Maintaining routines is a critical part of the healing process for children. Your child’s world has been rocked by this major loss and it can be comforting to know that, while very different than before, some things stay the same and “life goes on.” Children of all ages feel safe and secure in the familiar, and by maintaining their routines it gives them something solid to hold on to in a time that is very uncertain and scary.
Taking care of your own grief is an important step in supporting your child. Children of all ages imitate the behavior (including grieving behaviors) and reactions of their parents and close relatives. By openly showing your own emotions it demonstrates to and reassures your children that feeling sad and upset is okay. Extreme reactions and explosive or volatile responses teach your child(ren) unhealthy ways of coping. If you’re feeling like your emotions place you in the latter category, call in reinforcements such as other family members and close friends to help out.

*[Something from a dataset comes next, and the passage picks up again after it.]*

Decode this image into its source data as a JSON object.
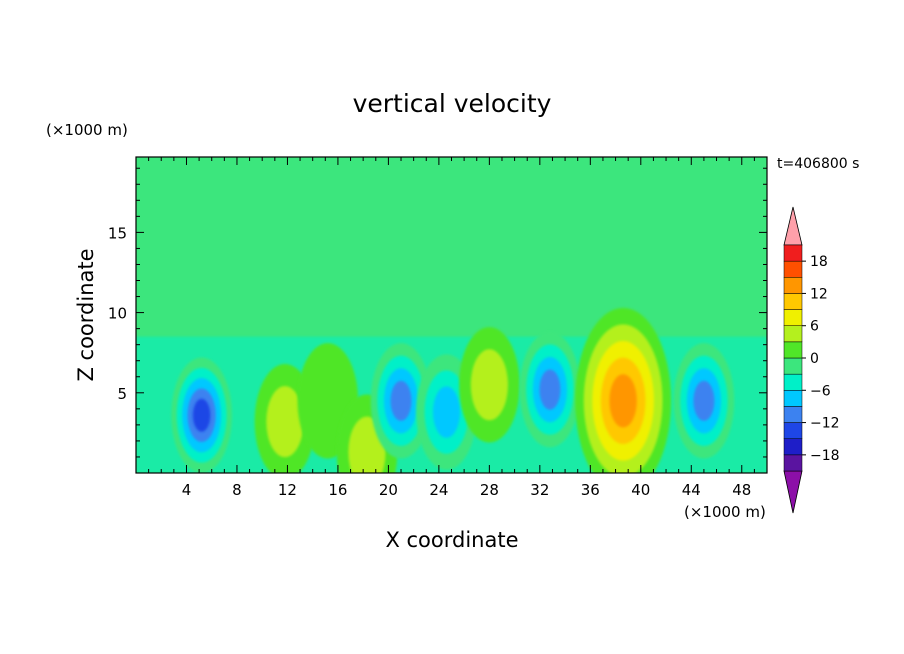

Seek professional help if your child seems unable to cope with grief or seems unusually upset for an extended period of time. Professionals can help your child cope with loss in a healthy way and they can offer advice, counseling, and tools/strategies to you as you support your child. You can’t protect your children from the pain of loss but you can help them develop healthy coping skills to help build up their resilience as they move into adulthood.